We calculate the growth rates of all the components and assign these new values to a new data set. 

In [6]:
# We convert the columns to numeric, excluding 'Date'
for column in df_rolling.columns:
    if column != 'Date':
        df_rolling[column] = pd.to_numeric(df_rolling[column], errors='coerce')

# We create a new DataFrame for the growth rates
df_growth = pd.DataFrame()
df_growth['Date'] = df_rolling['Date']

# We calculate the growth rates and add them as new columns, excluding 'Date'
for column in df_rolling.columns:
    if column != 'Date':
        df_growth[column + '_growth'] = df_rolling[column].pct_change(fill_method=None) * 100  # Multiply by 100 to get percentage

# We drop rows with NaN values
df_growth = df_growth.dropna()

We make an interactive figure that shows the growth rates of all components against the growth rate of GDP. In order to be able to be able to read the figure, we decide to group the growth rates for each year by taking the average. 

In [7]:
# We convert 'Date' to integer to get the year
df_growth['Year'] = df_growth['Date'].astype(int)

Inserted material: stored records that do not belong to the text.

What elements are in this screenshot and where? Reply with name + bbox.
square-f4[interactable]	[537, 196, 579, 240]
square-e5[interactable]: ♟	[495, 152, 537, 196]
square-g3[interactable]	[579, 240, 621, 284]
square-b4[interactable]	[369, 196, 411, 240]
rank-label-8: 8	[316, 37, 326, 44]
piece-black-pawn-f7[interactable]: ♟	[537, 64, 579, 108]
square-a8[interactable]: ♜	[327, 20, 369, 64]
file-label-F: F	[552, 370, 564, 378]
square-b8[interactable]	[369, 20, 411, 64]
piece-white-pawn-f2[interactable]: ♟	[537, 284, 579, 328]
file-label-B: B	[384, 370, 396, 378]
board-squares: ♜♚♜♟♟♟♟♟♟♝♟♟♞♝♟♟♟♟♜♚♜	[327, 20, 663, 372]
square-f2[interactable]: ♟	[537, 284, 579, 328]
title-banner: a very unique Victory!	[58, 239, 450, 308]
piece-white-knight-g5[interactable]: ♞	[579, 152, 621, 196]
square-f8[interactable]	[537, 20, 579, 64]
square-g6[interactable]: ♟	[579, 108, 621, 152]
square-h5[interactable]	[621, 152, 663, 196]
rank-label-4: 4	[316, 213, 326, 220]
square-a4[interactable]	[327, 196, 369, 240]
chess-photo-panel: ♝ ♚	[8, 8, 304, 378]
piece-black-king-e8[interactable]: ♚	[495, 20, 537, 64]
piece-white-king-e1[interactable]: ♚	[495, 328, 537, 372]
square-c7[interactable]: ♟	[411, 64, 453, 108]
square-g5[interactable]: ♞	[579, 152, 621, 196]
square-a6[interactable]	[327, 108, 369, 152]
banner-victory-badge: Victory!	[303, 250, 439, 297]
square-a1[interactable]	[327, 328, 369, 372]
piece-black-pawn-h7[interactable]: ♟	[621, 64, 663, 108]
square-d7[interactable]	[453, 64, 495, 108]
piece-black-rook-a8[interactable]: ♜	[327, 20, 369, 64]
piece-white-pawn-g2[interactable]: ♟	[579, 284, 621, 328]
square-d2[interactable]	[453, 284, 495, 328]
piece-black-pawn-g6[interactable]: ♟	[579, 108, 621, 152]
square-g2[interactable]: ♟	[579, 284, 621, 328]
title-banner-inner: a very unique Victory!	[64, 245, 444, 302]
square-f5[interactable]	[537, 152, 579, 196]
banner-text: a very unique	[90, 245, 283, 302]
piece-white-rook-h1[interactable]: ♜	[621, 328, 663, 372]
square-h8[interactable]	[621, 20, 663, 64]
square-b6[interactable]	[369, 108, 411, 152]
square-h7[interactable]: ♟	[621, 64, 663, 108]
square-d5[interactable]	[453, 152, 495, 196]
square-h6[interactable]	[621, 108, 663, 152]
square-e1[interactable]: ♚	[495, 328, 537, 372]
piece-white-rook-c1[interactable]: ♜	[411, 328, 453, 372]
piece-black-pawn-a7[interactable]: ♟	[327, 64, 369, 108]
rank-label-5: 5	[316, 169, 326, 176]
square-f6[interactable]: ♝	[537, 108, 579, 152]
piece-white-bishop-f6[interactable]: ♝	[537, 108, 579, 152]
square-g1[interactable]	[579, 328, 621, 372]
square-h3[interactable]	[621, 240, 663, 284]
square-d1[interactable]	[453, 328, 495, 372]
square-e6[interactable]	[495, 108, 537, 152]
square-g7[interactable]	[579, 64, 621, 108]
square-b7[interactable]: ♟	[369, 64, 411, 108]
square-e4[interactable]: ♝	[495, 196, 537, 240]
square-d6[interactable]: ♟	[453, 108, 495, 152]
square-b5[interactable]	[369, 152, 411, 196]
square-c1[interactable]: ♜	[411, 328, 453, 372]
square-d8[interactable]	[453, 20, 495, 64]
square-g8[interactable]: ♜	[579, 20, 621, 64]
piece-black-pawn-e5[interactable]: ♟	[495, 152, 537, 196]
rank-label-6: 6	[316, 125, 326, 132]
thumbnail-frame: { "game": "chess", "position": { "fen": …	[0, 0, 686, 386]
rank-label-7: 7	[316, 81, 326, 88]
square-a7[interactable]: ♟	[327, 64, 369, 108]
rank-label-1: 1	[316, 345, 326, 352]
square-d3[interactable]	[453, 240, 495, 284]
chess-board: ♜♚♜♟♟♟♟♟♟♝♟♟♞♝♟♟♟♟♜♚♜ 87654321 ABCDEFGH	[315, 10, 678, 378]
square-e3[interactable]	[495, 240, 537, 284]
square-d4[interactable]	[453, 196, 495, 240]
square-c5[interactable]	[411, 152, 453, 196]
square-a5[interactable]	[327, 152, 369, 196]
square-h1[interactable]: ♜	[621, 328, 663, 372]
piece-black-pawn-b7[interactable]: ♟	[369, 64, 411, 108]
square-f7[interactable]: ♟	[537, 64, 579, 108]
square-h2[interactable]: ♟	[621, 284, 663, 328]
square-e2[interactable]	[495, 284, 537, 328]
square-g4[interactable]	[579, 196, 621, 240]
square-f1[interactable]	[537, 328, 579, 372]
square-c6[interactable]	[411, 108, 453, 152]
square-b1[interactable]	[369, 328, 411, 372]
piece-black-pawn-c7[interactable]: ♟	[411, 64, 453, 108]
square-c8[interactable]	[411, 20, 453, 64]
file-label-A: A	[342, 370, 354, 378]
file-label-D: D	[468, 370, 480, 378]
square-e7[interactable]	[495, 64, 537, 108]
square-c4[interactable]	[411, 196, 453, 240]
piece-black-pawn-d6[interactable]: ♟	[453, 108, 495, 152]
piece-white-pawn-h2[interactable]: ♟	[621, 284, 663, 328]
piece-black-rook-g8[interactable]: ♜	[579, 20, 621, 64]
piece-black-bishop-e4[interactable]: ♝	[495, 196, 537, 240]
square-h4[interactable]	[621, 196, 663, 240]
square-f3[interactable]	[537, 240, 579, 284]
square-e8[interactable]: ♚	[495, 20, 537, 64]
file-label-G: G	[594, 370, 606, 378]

# We group by 'Year' and calculate the mean
df_growth_yearly = df_growth.groupby('Year').mean().reset_index()

fig = go.Figure()

# We add a trace for 'Y_growth' that is always visible
fig.add_trace(
    go.Bar(name='Y_growth', x=df_growth_yearly['Year'], y=df_growth_yearly['Y_growth'], visible=True)
)

# We add traces for all other variables
variables = ['C_growth', 'G_growth', 'I_growth', 'NX_growth', 'N_growth']
for variable in variables:
    fig.add_trace(
        go.Bar(name=variable, x=df_growth_yearly['Year'], y=df_growth_yearly[variable], visible=(variable=='C_growth'))
    )

# We create a dropdown menu
buttons = []
for i, variable in enumerate(variables):
    visibility = [True] + [False]*i + [True] + [False]*(len(variables)-i-1)
    buttons.append(dict(label=variable, method='update', args=[{'visible': visibility}, {'title': variable  + " compared to Y_growth"}]))

fig.update_layout(
    updatemenus=[
        dict(
            active=0,
            buttons=buttons,
        )
    ],
)

fig.update_layout(title= variables[0] + " compared to Y_growth")

# We show the figure
fig.show()

From our analysis we are able to conclude that:
* Private consumption is very procyclical as the growth rates of C and Y are positive and negative in the same periods. 
* Public consumption is harder to determine than private consumption. Fiscal policy argues that G should be countercyclical to GDP growth. On the other hand the government can spend more during booms. 
* Investments are also procyclical however at low growth rates it is tougher to conclude. 
* From our plot it is impossible to draw any conclusions regarding the pro/counter-cyclical nature of net exports. A reason for this could be, that the net exports depends on the economic activity of the world. 
* The employment rate is very procyclical.